Talks for a new Iran deal have stalled, sending it to the state of improbability now, over Iran’s insistence the Biden administration drop the Islamic Revolutionary Guard Corps (IRGC) from the U.S. list of Foreign Terrorist Organizations.
Former President Donald Trump had designated the IRGC a state sponsor of terror in 2019 and the Biden administration is balking at removing the Iranian military branch from the terror list because the designation is outside the original terms of the Obama-era Joint Comprehensive Plan of Action (JCPOA), according to Politico.

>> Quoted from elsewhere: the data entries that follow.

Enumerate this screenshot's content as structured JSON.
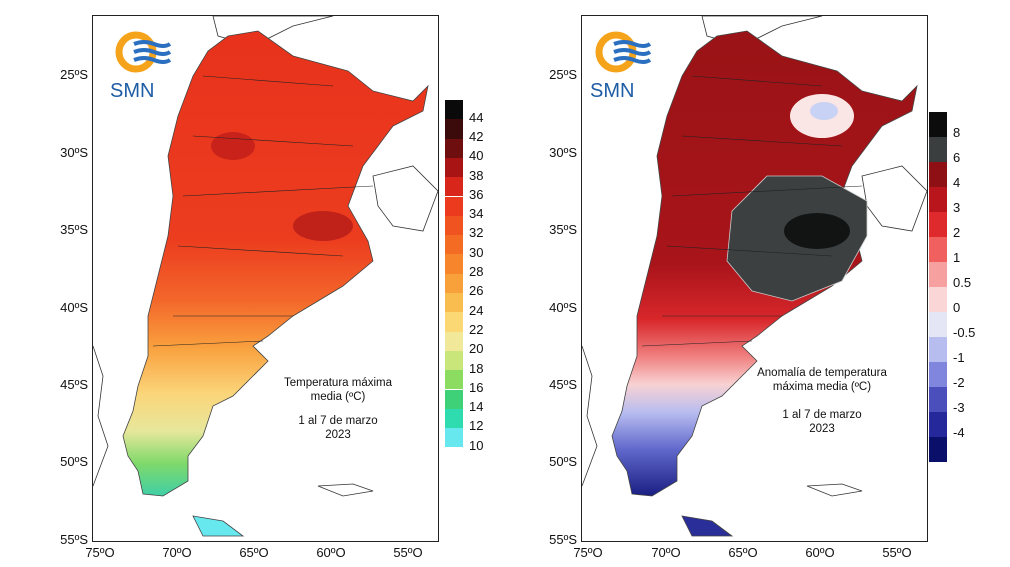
{
  "logo": {
    "text": "SMN"
  },
  "axes": {
    "lat_labels": [
      "25ºS",
      "30ºS",
      "35ºS",
      "40ºS",
      "45ºS",
      "50ºS",
      "55ºS"
    ],
    "lon_labels": [
      "75ºO",
      "70ºO",
      "65ºO",
      "60ºO",
      "55ºO"
    ]
  },
  "left_map": {
    "title_line1": "Temperatura máxima",
    "title_line2": "media (ºC)",
    "period": "1 al 7 de marzo",
    "year": "2023",
    "colorbar_labels": [
      "44",
      "42",
      "40",
      "38",
      "36",
      "34",
      "32",
      "30",
      "28",
      "26",
      "24",
      "22",
      "20",
      "18",
      "16",
      "14",
      "12",
      "10"
    ],
    "colorbar_colors": [
      "#0a0a0a",
      "#3b0a0a",
      "#6e0e0e",
      "#a81414",
      "#d8261a",
      "#ec3a1f",
      "#f0531f",
      "#f46b24",
      "#f6852c",
      "#f8a03a",
      "#f9bc4f",
      "#fbd873",
      "#f2e89a",
      "#c8e67a",
      "#8bdc60",
      "#3fd178",
      "#2fdcb0",
      "#66e8ee"
    ]
  },
  "right_map": {
    "title_line1": "Anomalía de temperatura",
    "title_line2": "máxima media (ºC)",
    "period": "1 al 7 de marzo",
    "year": "2023",
    "colorbar_labels": [
      "8",
      "6",
      "4",
      "3",
      "2",
      "1",
      "0.5",
      "0",
      "-0.5",
      "-1",
      "-2",
      "-3",
      "-4"
    ],
    "colorbar_colors": [
      "#0c0c0c",
      "#3a3e3e",
      "#8e0f14",
      "#b8161c",
      "#de2a2c",
      "#f0605e",
      "#f6a0a0",
      "#fbd6d6",
      "#e4e6f6",
      "#b8bdf0",
      "#8086de",
      "#4a4fbc",
      "#24289a",
      "#0a0f6a"
    ]
  }
}
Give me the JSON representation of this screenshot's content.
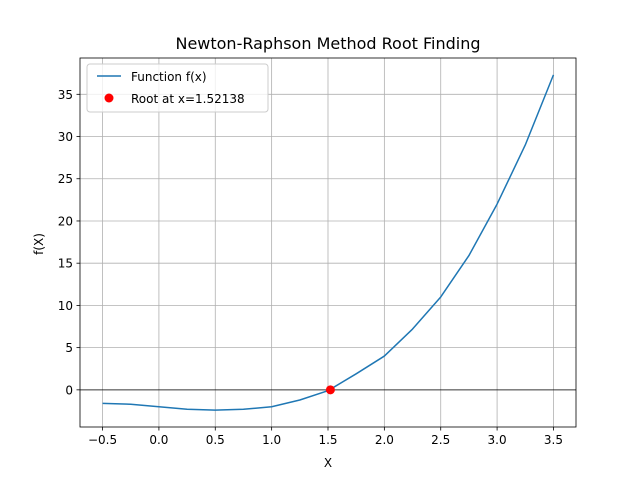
{
  "chart_data": {
    "type": "line",
    "title": "Newton-Raphson Method Root Finding",
    "xlabel": "X",
    "ylabel": "f(X)",
    "xlim": [
      -0.7,
      3.7
    ],
    "ylim": [
      -4.4,
      39.3
    ],
    "xticks": [
      -0.5,
      0.0,
      0.5,
      1.0,
      1.5,
      2.0,
      2.5,
      3.0,
      3.5
    ],
    "xtick_labels": [
      "−0.5",
      "0.0",
      "0.5",
      "1.0",
      "1.5",
      "2.0",
      "2.5",
      "3.0",
      "3.5"
    ],
    "yticks": [
      0,
      5,
      10,
      15,
      20,
      25,
      30,
      35
    ],
    "ytick_labels": [
      "0",
      "5",
      "10",
      "15",
      "20",
      "25",
      "30",
      "35"
    ],
    "grid": true,
    "legend_position": "top-left",
    "series": [
      {
        "name": "Function f(x)",
        "color": "#1f77b4",
        "x": [
          -0.5,
          -0.25,
          0.0,
          0.25,
          0.5,
          0.75,
          1.0,
          1.25,
          1.5,
          1.75,
          2.0,
          2.25,
          2.5,
          2.75,
          3.0,
          3.25,
          3.5
        ],
        "y": [
          -1.6,
          -1.7,
          -2.0,
          -2.3,
          -2.4,
          -2.3,
          -2.0,
          -1.2,
          -0.1,
          1.9,
          4.0,
          7.2,
          11.0,
          15.9,
          22.0,
          29.0,
          37.3
        ]
      }
    ],
    "markers": [
      {
        "name": "Root at x=1.52138",
        "color": "#ff0000",
        "x": 1.52138,
        "y": 0.0
      }
    ],
    "hline": {
      "y": 0,
      "color": "#000000"
    }
  }
}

“The U.S. position has been that unless Iran agrees to take certain steps to assuage security concerns beyond the JCPOA, Washington will not lift the terror designation, which itself is beyond the JCPOA, especially given ongoing threats by the IRGC against [Americans],” a U.S. official told Politico.
Amid bipartisan opposition to the U.S. making concessions in a new JCPOA, “the Biden administration is highly unlikely at this point to drop the designation in the context of the JCPOA talks,” the source added.
Both Iran and the U.S. consider the terror designation a deal-breaker, and Iranian Americans for Liberty (IAL) Executive Director Bryan Leib told Newsmax in a statement Thursday night this should have stopped talks before they started.
“It should come as no surprise to the American people that diplomacy with the world’s leading fiscal sponsor of terrorism has failed,” Leib’s statement read.
“The Islamic Regime in Tehran are not partners for peace for the United States, Israel, or our Arab allies in the Middle East.
“The regime has threatened to kill former President Donald Trump, former Secretary Mike Pompeo and many other former and current U.S. officials.
The time is now for Joe Biden to pivot back to a maximum pressure and maximum sanctions campaign against the Mullahs in Tehran.”
A draft 27-page agreement had been readied, but now a deal is a long shot, according to Politico.